2026-01-29 / slot 1 / BENCHMARK

Benchmarking Plan for NDC-Sharded Indices and Self-Recognition Evolution

Benchmarking Plan for NDC-Sharded Indices and Self-Recognition Evolution

Context#

Recent work shows repeated iterations on two fronts: reorganizing indices into NDC shards and evolving self-recognition and synthesis capabilities across the knowledge pack universe. There were also adjustments to operational parameters (e.g., extended timeouts) and minor GUI fixes with patch-level releases. This post outlines a benchmarking plan to quantify the impact of these changes on quality and performance.

Goals#

  • Measure retrieval and synthesis quality following NDC sharding and self-recognition updates.
  • Quantify throughput and latency effects of the new architecture and timeouts.
  • Isolate contributions of individual components via ablation studies.
  • Establish stable, comparable baselines for future iterations.

Baselines#

Every ML/AI project benefits from a clear baseline for comparison. We will:

  • Use the pre-sharding, pre-evolution system state as the primary baseline.
  • Where relevant, include a simple non-ML or heuristic baseline as a floor comparison.

Rationale#

baselines provide the first point of comparison for iterative improvements and help guard against regressions.

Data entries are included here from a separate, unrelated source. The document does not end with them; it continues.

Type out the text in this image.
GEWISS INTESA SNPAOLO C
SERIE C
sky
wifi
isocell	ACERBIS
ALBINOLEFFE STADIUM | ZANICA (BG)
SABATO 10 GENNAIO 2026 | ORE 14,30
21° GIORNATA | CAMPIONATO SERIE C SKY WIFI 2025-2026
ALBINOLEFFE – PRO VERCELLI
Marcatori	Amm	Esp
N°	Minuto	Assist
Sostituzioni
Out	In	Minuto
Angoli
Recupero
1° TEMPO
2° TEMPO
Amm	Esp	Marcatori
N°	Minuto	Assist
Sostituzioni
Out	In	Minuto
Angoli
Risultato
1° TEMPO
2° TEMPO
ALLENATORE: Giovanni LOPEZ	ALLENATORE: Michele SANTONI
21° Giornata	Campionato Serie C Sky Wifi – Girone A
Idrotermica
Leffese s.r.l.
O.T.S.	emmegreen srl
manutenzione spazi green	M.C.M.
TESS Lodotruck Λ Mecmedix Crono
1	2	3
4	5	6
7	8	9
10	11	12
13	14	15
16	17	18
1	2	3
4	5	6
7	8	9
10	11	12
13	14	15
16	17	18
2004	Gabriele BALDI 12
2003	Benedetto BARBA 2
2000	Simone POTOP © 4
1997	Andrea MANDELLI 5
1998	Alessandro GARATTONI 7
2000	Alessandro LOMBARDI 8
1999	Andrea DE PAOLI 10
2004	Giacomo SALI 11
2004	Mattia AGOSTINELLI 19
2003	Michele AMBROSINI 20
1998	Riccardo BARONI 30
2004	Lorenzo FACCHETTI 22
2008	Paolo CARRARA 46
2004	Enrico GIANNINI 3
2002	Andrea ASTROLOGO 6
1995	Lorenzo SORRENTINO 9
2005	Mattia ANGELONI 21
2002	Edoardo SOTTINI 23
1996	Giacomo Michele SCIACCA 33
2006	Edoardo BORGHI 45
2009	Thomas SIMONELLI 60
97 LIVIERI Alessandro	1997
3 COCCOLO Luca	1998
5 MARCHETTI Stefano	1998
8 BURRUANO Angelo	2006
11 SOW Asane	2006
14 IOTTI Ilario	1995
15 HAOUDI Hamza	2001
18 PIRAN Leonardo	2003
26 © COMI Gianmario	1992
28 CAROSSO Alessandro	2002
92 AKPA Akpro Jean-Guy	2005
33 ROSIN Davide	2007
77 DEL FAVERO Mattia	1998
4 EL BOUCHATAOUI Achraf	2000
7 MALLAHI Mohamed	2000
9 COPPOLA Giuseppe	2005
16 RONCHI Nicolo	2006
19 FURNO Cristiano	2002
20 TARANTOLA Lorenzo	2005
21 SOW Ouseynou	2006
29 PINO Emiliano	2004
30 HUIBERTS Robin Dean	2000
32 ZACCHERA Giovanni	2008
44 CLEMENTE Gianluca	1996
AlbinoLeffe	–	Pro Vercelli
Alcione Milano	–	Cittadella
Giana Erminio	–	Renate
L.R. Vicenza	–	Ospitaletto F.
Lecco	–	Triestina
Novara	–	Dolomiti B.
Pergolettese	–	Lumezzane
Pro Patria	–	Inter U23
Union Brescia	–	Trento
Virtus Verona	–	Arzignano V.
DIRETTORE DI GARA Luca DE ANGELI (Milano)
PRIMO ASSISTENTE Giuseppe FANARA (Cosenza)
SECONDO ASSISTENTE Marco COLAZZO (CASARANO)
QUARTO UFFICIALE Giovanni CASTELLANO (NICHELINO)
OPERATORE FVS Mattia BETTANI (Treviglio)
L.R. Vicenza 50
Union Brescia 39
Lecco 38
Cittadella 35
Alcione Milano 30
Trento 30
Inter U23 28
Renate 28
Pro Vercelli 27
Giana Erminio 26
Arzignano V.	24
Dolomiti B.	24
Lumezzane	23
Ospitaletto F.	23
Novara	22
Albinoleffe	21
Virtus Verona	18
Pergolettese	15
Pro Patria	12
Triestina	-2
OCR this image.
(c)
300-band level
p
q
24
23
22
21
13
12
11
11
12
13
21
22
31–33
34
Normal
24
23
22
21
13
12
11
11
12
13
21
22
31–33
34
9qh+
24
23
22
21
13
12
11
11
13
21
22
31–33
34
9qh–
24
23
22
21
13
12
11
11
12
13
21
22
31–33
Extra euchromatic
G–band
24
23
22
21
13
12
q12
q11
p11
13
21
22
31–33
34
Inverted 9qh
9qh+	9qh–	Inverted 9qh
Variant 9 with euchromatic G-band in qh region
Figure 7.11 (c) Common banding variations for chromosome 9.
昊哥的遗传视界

Data Management and Splits#

Effective evaluation depends on disciplined data handling:

  • Maintain strict hold-out sets: training, development (validation), and evaluation (test).
  • Do not use evaluation data for model or system decisions.
  • Freeze evaluation sets to ensure comparability across runs.

Evaluation Dimensions and Metrics#

1) Quality

  • Retrieval accuracy and relevance for representative queries.
  • Consistency and factuality of synthesized outputs.
  • For bilingual QA/MT workflows (if applicable), integrate MQM to identify error patterns and guide post-editing.

2) Performance and Cost Signals

  • Measure throughput and latency under representative loads.
  • When calculating inference TCO, capture:
  • Throughput: Prefill TPS and Decode TPS.
  • Latency SLOs for end-to-end requests.
  • Model/hardware configuration fields (without changing other variables during controlled comparisons).

Ablation Study Design#

To attribute gains to specific changes:

  • Isolate variables: toggle a single component at a time (e.g., self-recognition evolution, synthesis changes, NDC sharding) while keeping all other conditions constant.
  • Use identical data splits, prompts/queries, and evaluation harness settings across ablations.
  • Run multiple seeds/trials when stochasticity is involved.
  • Report effect sizes with confidence where possible.

Suggested ablations:

  • Sharding impact: NDC sharded indices vs. previous indexing approach.
  • Self-recognition evolution: on vs. off, or stepwise variants.
  • Synthesis changes: with vs. without synthesis-specific updates.
  • Operational parameters: previous vs. extended timeout under identical workloads.

Experimental Protocol#

  • Single-change comparisons relative to baseline.
  • Predefine metrics, thresholds, and success criteria before running.
  • Use matched workloads and fixed evaluation sets.
  • Record environment, configuration, and evaluation versions with each run.

Reporting Template#

For each experiment, capture:

  • Objective: what component/change is under test.
  • Setup: data splits, prompts/queries, configuration, and evaluation criteria.
  • Metrics: quality (retrieval/synthesis), throughput, latency, and any TCO fields.
  • Results: baseline vs. variant deltas; include error bars/variability when available.
  • Interpretation: whether the change meets predefined success criteria.
  • Follow-ups: next ablation or mitigation if criteria are not met.

Next Steps#

  • Lock evaluation datasets and metrics definitions.
  • Run the baseline suite.
  • Execute the ablations in the order above, starting with NDC sharding and self-recognition evolution.
  • Iterate based on measured deltas, not perceived improvements.

This plan creates a stable, repeatable framework to evaluate the ongoing index reorganization and self-recognition/synthesis evolution, ensuring changes are justified by measurable gains in quality, performance, or both.